A couple of things struck me as very inadequate though. For one, I felt like all of my relationships had an "ulterior motive." Granted, I wanted to help people arrive at a good place, the "best place;" but my relationships with them felt empty. There was a feeling in my gut that, like the God I believed in, I should love them right where they were. I should be an authentic friend. The second thing that felt inadequate was how I was all about getting people to this spiritual climax of accepting Jesus into their hearts and getting baptized in the Holy Spirit, and then ... what? What else was there to the Christian life? Did we reach this spiritual high and then spend the next forty to sixty years just keeping the status quo until we either died or were raptured? (And "no," I no longer believe in "the rapture;" but that's a different post.)

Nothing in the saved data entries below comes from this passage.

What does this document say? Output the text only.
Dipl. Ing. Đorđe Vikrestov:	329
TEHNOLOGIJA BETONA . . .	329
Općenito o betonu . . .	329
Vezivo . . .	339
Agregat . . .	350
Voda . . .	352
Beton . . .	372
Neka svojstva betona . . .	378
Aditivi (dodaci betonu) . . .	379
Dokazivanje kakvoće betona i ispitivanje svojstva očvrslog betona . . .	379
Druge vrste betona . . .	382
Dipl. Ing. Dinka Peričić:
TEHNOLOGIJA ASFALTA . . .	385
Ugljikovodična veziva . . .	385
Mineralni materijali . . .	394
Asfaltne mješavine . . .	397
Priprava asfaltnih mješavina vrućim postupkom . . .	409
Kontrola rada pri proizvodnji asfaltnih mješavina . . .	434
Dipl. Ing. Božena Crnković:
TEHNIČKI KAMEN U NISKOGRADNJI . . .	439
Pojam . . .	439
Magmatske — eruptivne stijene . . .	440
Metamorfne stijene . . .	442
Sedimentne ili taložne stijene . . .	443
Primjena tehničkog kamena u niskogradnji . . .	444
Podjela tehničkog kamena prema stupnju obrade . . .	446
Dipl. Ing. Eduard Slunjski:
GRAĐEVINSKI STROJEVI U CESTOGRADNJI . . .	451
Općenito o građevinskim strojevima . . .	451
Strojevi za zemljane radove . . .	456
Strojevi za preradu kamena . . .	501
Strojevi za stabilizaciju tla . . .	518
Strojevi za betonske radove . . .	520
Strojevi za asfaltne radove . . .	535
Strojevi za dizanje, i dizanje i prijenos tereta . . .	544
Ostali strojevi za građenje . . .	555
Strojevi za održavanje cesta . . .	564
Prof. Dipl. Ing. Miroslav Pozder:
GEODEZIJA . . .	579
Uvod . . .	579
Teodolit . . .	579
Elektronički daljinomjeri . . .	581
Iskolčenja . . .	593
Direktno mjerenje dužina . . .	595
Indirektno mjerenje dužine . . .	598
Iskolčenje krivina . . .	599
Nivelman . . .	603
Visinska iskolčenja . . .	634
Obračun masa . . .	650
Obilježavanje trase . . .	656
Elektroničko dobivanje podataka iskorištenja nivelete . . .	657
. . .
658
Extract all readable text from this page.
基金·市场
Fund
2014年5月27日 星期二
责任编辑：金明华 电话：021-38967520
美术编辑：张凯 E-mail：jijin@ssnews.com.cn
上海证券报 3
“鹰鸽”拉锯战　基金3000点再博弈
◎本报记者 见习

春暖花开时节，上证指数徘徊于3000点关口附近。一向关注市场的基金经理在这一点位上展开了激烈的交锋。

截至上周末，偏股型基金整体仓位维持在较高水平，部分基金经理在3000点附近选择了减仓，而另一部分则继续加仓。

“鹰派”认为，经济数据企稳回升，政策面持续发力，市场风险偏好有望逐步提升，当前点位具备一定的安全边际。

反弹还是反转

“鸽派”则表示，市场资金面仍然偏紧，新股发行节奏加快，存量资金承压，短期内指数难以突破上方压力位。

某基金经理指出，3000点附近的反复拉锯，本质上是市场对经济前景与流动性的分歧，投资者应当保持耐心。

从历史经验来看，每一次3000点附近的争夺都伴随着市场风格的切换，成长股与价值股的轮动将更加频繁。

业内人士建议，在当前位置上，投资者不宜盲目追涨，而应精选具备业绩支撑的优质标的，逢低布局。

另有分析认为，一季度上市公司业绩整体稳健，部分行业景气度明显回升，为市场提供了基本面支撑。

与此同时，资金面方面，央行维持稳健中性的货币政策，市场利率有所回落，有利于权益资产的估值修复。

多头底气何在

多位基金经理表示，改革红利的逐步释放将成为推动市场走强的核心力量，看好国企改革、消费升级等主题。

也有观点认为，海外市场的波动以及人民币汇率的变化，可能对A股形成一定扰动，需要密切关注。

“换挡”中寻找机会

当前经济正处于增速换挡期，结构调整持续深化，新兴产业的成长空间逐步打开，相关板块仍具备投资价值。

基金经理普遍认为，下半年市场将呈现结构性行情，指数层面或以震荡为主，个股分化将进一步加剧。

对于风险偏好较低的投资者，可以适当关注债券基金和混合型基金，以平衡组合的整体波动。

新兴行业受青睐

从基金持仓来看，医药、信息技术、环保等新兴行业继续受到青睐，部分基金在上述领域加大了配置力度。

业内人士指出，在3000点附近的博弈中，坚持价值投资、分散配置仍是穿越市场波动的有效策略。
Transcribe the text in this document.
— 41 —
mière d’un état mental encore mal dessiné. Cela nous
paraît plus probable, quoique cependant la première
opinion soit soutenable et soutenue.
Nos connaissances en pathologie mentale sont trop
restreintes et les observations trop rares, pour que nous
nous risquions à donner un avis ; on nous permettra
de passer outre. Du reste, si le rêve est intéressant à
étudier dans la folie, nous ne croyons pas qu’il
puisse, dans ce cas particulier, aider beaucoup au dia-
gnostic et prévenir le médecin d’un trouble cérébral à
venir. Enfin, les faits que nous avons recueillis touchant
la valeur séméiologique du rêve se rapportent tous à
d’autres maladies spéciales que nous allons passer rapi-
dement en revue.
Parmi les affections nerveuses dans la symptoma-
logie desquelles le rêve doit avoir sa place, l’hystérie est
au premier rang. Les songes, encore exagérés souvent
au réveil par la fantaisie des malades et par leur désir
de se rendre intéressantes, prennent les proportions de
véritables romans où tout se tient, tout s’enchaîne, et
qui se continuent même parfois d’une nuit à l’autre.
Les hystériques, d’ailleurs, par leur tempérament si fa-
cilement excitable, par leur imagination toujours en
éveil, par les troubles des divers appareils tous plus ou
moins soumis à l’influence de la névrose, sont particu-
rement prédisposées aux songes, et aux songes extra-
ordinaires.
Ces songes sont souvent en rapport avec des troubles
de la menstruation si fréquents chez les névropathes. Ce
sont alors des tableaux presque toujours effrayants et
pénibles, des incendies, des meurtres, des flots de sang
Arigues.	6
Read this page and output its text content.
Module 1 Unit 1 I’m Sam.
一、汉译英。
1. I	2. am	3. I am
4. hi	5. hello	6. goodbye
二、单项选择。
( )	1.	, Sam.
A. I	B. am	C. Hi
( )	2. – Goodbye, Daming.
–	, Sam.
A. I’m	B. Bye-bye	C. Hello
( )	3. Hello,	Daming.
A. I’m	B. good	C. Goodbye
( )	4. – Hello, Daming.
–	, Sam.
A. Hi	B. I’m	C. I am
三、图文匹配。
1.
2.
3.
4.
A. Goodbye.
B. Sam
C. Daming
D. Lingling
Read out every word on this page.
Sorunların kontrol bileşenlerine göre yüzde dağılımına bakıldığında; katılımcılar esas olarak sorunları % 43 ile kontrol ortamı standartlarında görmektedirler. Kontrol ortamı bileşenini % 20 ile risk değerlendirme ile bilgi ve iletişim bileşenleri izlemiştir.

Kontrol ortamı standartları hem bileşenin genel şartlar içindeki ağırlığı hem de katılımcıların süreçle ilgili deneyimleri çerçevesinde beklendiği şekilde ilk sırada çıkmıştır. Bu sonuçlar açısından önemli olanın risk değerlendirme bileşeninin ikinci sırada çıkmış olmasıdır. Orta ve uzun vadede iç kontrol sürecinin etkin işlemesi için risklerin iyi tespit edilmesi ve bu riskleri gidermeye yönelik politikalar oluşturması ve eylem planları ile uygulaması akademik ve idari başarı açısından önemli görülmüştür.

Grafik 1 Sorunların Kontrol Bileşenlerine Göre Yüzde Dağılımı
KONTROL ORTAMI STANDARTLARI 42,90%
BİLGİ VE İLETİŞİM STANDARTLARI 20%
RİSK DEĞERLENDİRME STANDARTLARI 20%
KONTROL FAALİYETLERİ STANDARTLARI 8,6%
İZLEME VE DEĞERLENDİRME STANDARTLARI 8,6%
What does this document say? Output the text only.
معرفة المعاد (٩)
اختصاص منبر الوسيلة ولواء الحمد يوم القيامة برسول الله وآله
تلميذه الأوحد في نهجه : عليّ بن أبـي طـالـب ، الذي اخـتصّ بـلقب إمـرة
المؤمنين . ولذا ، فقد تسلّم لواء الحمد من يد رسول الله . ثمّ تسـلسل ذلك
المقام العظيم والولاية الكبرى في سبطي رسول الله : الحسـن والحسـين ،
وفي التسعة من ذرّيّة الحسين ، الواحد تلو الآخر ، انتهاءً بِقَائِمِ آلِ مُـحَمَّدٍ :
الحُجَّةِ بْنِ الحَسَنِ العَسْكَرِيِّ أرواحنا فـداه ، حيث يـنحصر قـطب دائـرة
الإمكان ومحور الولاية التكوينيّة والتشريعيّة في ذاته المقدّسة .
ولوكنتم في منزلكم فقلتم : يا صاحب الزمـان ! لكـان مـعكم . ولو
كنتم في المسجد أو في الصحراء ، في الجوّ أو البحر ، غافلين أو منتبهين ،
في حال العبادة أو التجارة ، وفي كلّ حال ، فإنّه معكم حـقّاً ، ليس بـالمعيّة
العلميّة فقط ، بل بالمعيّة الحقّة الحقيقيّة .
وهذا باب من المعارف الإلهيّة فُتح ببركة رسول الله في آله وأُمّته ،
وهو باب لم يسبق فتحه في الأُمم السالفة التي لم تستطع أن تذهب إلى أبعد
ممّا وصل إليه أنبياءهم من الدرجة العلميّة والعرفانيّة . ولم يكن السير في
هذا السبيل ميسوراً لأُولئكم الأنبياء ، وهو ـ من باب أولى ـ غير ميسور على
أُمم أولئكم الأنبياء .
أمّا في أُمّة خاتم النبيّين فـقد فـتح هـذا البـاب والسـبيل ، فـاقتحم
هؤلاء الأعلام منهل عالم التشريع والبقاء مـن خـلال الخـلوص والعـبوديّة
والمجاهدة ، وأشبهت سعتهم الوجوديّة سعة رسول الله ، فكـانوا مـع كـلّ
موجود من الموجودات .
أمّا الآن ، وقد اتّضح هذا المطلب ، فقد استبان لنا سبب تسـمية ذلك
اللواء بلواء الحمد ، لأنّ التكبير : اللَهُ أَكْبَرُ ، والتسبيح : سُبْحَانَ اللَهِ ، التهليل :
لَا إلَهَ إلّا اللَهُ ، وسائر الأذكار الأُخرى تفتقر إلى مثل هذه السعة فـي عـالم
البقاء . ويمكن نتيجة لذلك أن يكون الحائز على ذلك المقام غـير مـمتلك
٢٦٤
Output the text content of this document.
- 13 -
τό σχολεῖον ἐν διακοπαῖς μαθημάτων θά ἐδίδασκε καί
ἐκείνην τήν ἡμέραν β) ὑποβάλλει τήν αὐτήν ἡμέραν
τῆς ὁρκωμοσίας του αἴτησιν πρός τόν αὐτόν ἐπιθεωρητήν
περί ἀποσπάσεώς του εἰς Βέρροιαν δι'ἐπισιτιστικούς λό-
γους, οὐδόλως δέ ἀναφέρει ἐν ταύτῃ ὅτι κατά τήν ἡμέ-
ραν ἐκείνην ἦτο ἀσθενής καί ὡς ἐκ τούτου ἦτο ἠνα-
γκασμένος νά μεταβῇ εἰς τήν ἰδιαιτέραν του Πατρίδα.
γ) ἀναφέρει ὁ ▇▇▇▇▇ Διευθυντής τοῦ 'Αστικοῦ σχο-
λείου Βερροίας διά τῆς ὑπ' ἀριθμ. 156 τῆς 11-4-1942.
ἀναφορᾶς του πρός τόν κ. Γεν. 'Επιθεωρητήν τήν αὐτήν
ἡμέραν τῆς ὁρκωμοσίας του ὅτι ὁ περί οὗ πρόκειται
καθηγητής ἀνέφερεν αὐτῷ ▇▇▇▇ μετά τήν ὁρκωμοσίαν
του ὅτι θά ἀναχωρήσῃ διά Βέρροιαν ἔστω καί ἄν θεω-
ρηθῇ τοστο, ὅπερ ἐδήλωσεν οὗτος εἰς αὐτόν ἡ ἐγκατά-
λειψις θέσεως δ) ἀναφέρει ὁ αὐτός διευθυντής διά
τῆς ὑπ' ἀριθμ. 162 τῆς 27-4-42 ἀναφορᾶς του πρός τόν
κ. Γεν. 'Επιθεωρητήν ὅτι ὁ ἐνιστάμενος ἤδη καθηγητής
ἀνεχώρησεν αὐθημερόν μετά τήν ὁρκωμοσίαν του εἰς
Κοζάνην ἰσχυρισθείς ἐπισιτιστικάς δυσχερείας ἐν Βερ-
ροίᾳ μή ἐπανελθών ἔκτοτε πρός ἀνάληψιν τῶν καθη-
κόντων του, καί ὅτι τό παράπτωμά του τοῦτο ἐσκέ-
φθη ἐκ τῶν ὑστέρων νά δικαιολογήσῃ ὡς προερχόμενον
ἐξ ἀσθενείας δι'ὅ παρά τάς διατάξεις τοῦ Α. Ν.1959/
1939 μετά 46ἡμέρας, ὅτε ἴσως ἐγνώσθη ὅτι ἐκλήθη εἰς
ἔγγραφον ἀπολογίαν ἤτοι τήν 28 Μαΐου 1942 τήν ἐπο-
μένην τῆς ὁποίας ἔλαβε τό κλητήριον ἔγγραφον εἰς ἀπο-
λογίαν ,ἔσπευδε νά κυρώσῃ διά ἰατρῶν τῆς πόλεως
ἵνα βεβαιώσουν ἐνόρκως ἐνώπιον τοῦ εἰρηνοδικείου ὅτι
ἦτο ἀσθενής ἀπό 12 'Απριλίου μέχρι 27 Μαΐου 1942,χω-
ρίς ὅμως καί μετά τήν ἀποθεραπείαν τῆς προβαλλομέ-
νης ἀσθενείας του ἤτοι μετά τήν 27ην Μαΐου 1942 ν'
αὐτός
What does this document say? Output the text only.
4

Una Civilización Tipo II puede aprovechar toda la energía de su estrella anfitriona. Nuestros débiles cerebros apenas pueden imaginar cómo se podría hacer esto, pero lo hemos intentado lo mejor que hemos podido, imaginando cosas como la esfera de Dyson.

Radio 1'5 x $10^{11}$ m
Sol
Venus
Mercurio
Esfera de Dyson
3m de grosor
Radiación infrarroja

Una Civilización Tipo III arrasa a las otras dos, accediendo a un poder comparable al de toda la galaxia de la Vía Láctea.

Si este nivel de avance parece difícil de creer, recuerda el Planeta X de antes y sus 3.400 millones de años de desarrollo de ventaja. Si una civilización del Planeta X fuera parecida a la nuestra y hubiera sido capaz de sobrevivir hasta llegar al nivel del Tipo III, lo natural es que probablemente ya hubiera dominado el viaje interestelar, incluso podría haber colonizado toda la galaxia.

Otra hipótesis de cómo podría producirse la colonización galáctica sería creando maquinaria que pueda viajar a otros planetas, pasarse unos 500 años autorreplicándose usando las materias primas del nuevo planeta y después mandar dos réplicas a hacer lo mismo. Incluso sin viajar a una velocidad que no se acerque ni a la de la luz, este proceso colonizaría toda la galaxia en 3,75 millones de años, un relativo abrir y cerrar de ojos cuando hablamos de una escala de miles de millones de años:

Bob Capstick, the gentleman I mentioned at the start of the post, helped show me the beauty of the wider view, a Catholic view of evangelism and the spiritual life. As embarrasing as it is to now write, I had been looking at evanglism as hunting. I was out locking my sights on someone, wanting to "pull the trigger" of leading them in the sinner's prayer or laying on hands to pray for the release of the Spirit. But Bob helped me to understand that it was good to follow my heart's desire of wanting to build friendships and have fun with people; I didn't have to be in a hurry to get them to recite a certain prayer. God made us to love, to be in genuine relationships with others. I could just be honest about who I was -someone who loved Jesus immensely - and what I did - enjoyed reading Scripture and theology, talking to groups, etc. And if/when people wanted to know more or need someone to pray with them, then they will feel comfortable asking me. And from time to time, I feel inspired to offer a friendly invitation, or even a challenge. But it's real; it's relational. (Plus, I have a longer list of people I consider friends.)
The Catholic viewpoint also helped me to see that the sinner's prayer, and gifts and charisms of the Spirit, and even the Sacraments of Baptism and Confirmation, were just the beginning of the spiritual life (Heb.6:1-2). God is in it with us for the long haul, with the end of the journey being when we become living manifestations of Jesus. And that can happen in this world! There was this whole branch of theology, mystical theology, that I never knew existed until years after I became serious about living as a Catholic Christian. The Christian life isn't about peaking early; it's meant to be, and it can be, a constant ascent. It grows through the years, as we pass through different periods - going out into the world, learning to lay down our lives for the ones we love, uniting our struggles to Jesus' own , experiencing new breakthroughs, falling and getting back up. Salvation is not a one-time, over-and-done experience. It's ongoing. It can be lost and regained through the Sacrament of Reconciliation; and it can be progressively deepened. Through all of its stages Jesus is there to feed and strengthen us with His very Self in the Eucharist.
That's the Catholic life - a beautiful, sometime grueling, full, genuine life. It is the abundant life that Jesus came to give (Jn.10:10).